In that context two of this weekend’s comments about Finney are supremely
apposite. One from Bobby Charlton, the player who perhaps, more than any other, took over Finney’s mantle as the supreme footballer and sportsman of the
nation. On hearing of Finney’s passing Charlton commented that his one abiding
memory of his (Charlton’s) England debut was that "He
[Finney] passed to me ......and I had
never been so proud”. And Dave Whelan, now owner and Chairman of Wigan Athletic, described
Finney as the perfect gentleman. He went on to explain that as the opening
match to every season Blackburn used to play Preston in a pre-season game ( I remember them well!). “It was my first match back after two and a
half years following a broken leg and I would be marking Finney the finest
player there has ever been. He never took me on at all. I took the ball off him
three times in the first half and when we were coming off I went to him and
said: ‘Tom, you’re not taking me on.’ I’d played against him before and I knew
he was, a phenomenal footballer. He said: ‘You’ve had some bad luck, son, and
I’m not going to take you on, I want you to get through today’s game and get
back into the first team.’ I’ll never
forget him saying that to me. He was a total gentleman.”
Finney's autograph - so often collected and swapped with friends for other stars of the day |
There’s more to football, sport
and life than winning and silverware but I do not think Jose Mourinho could
understand Charlton’s or Whelan’s comments or Finney’s response to Whelan. When his time comes Mourinho will not be mourned as is Finney today. Mourinho’s medals and cups are
just statistics, they are not of the stuff of legend and of great sportsmen.

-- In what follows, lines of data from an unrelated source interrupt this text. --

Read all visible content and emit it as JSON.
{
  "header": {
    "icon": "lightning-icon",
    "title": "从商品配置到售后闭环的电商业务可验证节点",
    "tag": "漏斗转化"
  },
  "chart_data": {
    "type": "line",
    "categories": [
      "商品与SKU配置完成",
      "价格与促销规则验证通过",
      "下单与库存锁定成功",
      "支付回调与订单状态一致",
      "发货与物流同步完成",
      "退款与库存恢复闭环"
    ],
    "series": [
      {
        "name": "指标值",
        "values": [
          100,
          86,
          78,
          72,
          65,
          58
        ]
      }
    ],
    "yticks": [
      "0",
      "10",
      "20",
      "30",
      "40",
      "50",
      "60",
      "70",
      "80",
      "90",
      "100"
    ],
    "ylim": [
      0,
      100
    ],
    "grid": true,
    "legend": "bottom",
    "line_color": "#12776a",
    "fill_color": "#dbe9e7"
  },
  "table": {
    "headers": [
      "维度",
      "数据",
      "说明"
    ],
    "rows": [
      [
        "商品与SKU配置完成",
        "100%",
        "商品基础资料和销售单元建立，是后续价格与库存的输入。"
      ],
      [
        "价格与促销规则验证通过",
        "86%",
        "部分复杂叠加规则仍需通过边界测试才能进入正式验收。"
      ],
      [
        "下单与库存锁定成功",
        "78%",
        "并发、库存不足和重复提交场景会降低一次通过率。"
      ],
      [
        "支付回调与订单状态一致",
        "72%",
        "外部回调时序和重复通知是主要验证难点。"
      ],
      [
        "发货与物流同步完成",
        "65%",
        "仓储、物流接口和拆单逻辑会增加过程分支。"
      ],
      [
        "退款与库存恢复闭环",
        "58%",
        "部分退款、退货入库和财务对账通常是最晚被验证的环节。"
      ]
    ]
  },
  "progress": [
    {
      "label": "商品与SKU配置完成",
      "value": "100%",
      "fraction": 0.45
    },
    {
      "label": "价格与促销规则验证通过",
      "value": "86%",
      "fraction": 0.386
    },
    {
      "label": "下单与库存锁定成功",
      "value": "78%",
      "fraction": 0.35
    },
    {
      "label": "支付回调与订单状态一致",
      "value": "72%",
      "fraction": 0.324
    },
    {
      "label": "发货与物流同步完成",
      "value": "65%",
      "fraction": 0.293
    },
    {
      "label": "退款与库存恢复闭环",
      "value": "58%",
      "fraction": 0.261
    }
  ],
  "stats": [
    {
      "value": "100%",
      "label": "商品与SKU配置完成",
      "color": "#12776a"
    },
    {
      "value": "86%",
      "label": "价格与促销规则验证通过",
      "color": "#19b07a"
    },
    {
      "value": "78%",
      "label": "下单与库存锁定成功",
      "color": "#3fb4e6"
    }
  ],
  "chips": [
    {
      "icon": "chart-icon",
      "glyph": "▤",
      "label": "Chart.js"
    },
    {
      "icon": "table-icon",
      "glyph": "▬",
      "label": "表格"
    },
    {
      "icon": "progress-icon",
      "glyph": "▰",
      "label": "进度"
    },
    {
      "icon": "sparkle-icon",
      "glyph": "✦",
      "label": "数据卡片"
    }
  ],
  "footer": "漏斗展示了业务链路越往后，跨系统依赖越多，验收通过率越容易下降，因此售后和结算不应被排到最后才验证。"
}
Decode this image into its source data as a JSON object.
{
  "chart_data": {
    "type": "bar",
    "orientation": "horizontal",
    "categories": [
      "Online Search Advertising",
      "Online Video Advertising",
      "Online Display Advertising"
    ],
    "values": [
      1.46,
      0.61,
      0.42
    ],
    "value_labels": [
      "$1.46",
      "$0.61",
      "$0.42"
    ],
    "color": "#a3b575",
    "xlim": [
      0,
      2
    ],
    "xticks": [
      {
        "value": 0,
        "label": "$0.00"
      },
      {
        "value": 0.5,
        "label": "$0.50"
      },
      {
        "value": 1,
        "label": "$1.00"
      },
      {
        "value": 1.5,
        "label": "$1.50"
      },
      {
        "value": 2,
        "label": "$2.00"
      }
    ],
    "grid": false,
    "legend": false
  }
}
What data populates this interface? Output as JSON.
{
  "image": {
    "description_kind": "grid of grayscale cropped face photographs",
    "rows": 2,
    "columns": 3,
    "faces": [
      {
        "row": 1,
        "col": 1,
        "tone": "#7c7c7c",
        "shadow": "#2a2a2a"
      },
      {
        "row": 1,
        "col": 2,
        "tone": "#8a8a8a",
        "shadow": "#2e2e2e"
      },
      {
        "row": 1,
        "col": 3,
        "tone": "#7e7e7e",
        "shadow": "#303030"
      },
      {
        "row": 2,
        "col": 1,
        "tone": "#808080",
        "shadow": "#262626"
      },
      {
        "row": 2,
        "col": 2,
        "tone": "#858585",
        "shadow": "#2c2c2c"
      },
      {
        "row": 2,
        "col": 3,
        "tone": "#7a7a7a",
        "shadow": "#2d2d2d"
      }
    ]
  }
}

Finney was loved in his time and is mourned greatly at his passing because of what he was and what he represented. Jose Mourinho, unfortunately, will not be mourned and loved in the same way - his successes, such as they might be will simply be statistics on a page becoming increasingly dusty and irrelevant as the years pass. In fifty years time people will, say "Jose Who"? In listening to the man I am reminded of the old saying "An empty bucket makes the most noise".
I'm reminded also of two quotes from the famous American football coach Vince Lombardi - a man so committed to winning that he has become the icon of competitive sport. But even Lombardi knew there was more to life, sporting or otherwise, than just winning silverware:"You show me a man who belittles another and I will show you a man who is not a leader. You show me a man who who is not charitable, who has no respect for the dignity of another, is not loyal and I will show you a man who is not a leader". Finney knew how to be a leader, he ticked every one of Lombardi's boxes; Mourinho hasn't a clue. And secondly, "After all the cheers have died down and the stadium is empty. After the headlines have been written and you are back in the quiet of your room with the championship cup in the drawer then the enduring thing is how you played the game and the dedication of doing the best that you could........" Sir Tom Finney understood this well, he let his skills, his sportsmanship and his humanity and humility talk for him. He played the game - both of football and life - supremely well. Mourinho and others of his ilk - Alex Ferguson, John Terry, Luis Suarez, and the rest simply rattle their empty buckets in public.
The teams at Deepdale on the day following Finney's death paying their respects. Each Preston player has Finney's name on his back |
This should be compulsory reading for all footballers!